Blinding diseases seriously affect quality of life. Retinal and choroidal diseases are common blinding eye diseases with complicated pathogenesis that highly damage visual function. The key factor regulating retinal angiogenesis and vessel maturity is oxygen. Hypoxic conditions induce HIF1α activation, followed by VEGF expression. At present, intravitreal drugs that inhibit the VEGF pathway, including bevacizumab, ranibizumab, and aflibercept, are the most widely used therapies and can stabilize disease progression, prevent progressive vision loss, and even restore vision. However, some incomplete responses to anti-VEGF therapy still trouble thousands of patients, such as persistent fluid exudation, unresolved or even new hemorrhage, progressive lesion fibrosis, and suboptimal vision recovery. Therefore, new treatment strategies need to be explored.

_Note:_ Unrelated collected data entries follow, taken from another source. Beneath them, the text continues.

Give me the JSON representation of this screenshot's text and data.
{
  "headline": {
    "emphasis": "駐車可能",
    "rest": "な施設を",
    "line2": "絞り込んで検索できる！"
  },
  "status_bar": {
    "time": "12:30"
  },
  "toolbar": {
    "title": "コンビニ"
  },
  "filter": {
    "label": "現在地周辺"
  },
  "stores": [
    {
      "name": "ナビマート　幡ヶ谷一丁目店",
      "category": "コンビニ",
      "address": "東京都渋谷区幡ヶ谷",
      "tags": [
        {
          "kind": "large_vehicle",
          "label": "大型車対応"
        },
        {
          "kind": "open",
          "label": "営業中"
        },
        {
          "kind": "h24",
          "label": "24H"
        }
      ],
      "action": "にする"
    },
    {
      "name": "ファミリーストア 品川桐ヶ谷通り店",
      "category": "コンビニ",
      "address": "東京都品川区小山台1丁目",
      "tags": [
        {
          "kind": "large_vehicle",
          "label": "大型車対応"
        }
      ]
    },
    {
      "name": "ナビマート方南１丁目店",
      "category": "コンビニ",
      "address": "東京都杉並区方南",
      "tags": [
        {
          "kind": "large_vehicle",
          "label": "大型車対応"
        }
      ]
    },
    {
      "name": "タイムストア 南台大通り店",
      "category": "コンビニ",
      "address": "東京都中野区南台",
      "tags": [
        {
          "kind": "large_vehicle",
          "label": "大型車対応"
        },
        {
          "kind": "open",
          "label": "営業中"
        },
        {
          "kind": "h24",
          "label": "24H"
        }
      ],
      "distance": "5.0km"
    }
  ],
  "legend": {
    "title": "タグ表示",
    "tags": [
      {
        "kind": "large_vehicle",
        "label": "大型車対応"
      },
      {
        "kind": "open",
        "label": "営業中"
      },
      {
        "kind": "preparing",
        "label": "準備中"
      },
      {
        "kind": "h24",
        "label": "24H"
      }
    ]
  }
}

“we found CD146 expression was widely upregulated in the retina and linked to retinal neovascularization in laser-induced CNV (choriodal neovascularization) model and OIR (oxygen-induced retinopathy) model”, said Bai Xue, the first author for this work. The adhesion molecule CD146 has been reported to be involved in physiological and tumor angiogenesis, therefore the results of this research indicated that anti-CD146 may be a potential therapeutic strategy for angiogenesis-associated diseases. “Knockdown of CD146 or blockade of CD146 by the AA98 mAb in human retinal endothelial cells (HRECs) and human umbilical endothelial cells (HUVECs) impaired hypoxia-induced cell migration and tube formation, which further confirming our hypothesis”, said Dr. Hongxia Duan, who headed the study. Based on these preliminary results, the researchers conducted the further in vivo experiments to test the therapeutic effect. “we observed reduced neovascularization in the retinas of endothelial Cd146-knockout (Cd146EC-KO) OIR mice, and anti-CD146 AA98 significantly inhibited abnormal angiogenesis under hypoxic conditions such as laser-induced AMD mouse model and OIR mouse model”, “interestingly, combining anti-CD146 mAb and anti-VEGF mAb had a better therapeutic effect than anti-VEGF alone”, said Duan.

In conclusion, this study indicates that targeting CD146, an angiogenic factor, could be an additional strategy for classical neovascularization retinopathy therapy, and targeting CD146 and VEGF together could present a more efficient approach than current therapies.